Thomas Watson

1620-1686

Thomas Watson was an English, non-conformist, Puritan preacher and author.

He was educated at Emmanuel College, Cambridge, where he was noted for remarkably intense study. In 1646 he commenced a sixteen year pastorate at St. Stephen’s, Walbrook. He showed strong Presbyterian views during the civil war, with, however, an attachment to the king, and in 1651 he was imprisoned briefly with some other ministers for his share in Christopher Love’s plot to recall Charles II of England.
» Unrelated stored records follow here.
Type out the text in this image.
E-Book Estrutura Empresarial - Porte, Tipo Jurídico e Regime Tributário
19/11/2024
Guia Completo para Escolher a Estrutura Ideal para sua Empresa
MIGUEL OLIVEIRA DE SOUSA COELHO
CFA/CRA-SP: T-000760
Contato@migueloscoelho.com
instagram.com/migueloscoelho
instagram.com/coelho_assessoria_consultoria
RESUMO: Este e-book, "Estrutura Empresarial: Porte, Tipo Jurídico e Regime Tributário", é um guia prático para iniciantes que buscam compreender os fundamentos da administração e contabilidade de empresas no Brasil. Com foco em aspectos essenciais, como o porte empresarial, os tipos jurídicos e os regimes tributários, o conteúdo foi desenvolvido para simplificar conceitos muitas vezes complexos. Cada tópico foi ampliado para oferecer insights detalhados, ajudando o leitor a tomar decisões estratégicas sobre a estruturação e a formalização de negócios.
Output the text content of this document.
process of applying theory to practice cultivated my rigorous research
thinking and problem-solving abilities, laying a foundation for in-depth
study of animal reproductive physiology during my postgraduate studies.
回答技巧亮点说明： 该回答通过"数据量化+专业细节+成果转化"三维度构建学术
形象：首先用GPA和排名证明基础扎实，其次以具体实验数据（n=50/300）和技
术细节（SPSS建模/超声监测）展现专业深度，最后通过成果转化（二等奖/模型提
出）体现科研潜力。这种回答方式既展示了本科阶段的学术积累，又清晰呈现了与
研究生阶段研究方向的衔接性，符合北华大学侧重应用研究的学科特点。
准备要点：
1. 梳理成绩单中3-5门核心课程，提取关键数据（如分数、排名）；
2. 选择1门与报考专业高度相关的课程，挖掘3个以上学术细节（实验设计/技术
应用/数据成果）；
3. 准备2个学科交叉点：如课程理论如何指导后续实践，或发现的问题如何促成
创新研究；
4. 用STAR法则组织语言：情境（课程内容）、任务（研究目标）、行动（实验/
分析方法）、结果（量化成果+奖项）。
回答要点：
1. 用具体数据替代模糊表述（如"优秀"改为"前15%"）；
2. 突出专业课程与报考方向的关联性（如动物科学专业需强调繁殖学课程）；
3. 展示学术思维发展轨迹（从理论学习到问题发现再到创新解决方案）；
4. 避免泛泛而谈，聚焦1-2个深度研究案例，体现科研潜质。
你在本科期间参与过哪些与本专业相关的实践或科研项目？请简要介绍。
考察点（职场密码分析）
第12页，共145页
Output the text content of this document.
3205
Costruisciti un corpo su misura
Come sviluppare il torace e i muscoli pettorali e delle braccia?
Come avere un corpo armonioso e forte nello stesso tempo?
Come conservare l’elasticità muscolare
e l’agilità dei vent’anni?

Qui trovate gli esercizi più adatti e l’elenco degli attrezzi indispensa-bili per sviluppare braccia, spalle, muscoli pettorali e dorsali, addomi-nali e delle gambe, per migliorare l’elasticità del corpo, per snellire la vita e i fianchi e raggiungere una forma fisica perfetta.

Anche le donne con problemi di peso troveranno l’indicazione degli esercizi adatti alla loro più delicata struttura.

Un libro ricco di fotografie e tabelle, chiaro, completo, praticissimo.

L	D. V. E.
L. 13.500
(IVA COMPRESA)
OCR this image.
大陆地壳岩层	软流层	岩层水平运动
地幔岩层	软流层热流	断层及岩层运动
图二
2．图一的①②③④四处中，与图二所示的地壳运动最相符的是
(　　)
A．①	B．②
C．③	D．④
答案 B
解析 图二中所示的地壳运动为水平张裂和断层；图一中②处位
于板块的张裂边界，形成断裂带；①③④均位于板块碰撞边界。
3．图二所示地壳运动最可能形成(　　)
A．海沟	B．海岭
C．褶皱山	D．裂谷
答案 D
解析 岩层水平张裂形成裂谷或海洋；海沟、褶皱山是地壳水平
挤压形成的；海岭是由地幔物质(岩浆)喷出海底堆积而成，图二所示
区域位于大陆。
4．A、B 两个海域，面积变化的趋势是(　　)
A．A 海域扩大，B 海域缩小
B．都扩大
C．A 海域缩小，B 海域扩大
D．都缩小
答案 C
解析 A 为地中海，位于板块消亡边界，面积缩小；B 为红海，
He was released on 30 June 1652, and was formally reinstated as vicar of St. Stephen’s Walbrook. He obtained great fame and popularity as a preacher until the Restoration, when he was ejected for nonconformity. Not withstanding the rigor of the acts against dissenters, Watson continued to exercise his ministry privately as he found opportunity. Upon the Declaration of Indulgence in 1672 he obtained a license to preach at the great hall in Crosby House. After preaching there for several years, his health gave way, and he retired to Barnston, Essex, where he died suddenly while praying in secret. He was buried on 28 July 1686.

The mercies of God make a sinner proud, but a saint humble.

— Thomas Watson

God is more willing to pardon than to punish. Mercy does more multiply in Him than sin in us. Mercy is His nature.

— Thomas Watson

People are usually better in adversity, than prosperity. A prosperous condition is not always so safe. True, it is more pleasing to the flesh – but it is not always best. In a prosperous state, there is more burden. Many look at the shining and glittering of prosperity – but not at the burdens of prosperity.

— Thomas Watson

What if we have more of the rough file, if we have less rust! Afflictions carry away nothing but the dross of sin.

— Thomas Watson

What if we have more of the rough file, if we have less rust! Afflictions carry away nothing but the dross of sin.

— Thomas Watson

God intermixeth mercy with affliction: he steeps his sword of justice in the oil of mercy; there was no night so dark, but Israel had a pillar of fire in it; there is no condition so dismal, but we may see a pillar of fire to give light. If the body be in pain, conscience is in peace, –there is mercy: affliction is for the prevention of sin, –there is mercy. In the ark there was a rod and a pot of manna, the emblem of a Christian’s condition, mercy interlined with judgment.

— Thomas Watson

When a man has judged himself, Satan is put out of office. When he lays anything to a saint’s charge, he is able to retort and say, “It is true, Satan, I am guilty of these sins, but I have judged myself already for them; and having condemned myself in the lower court of conscience, God will acquit me in the upper court of heaven.

— Thomas Watson

Love is the only thing in which we can retaliate with God. If God be angry with us, we must not be angry again; if He chide us, we must not chide Him again; but if God loves us, we must love Him again. There is nothing in which we can answer God again, but love. We must not give Him word for word, but we must give Him love for love.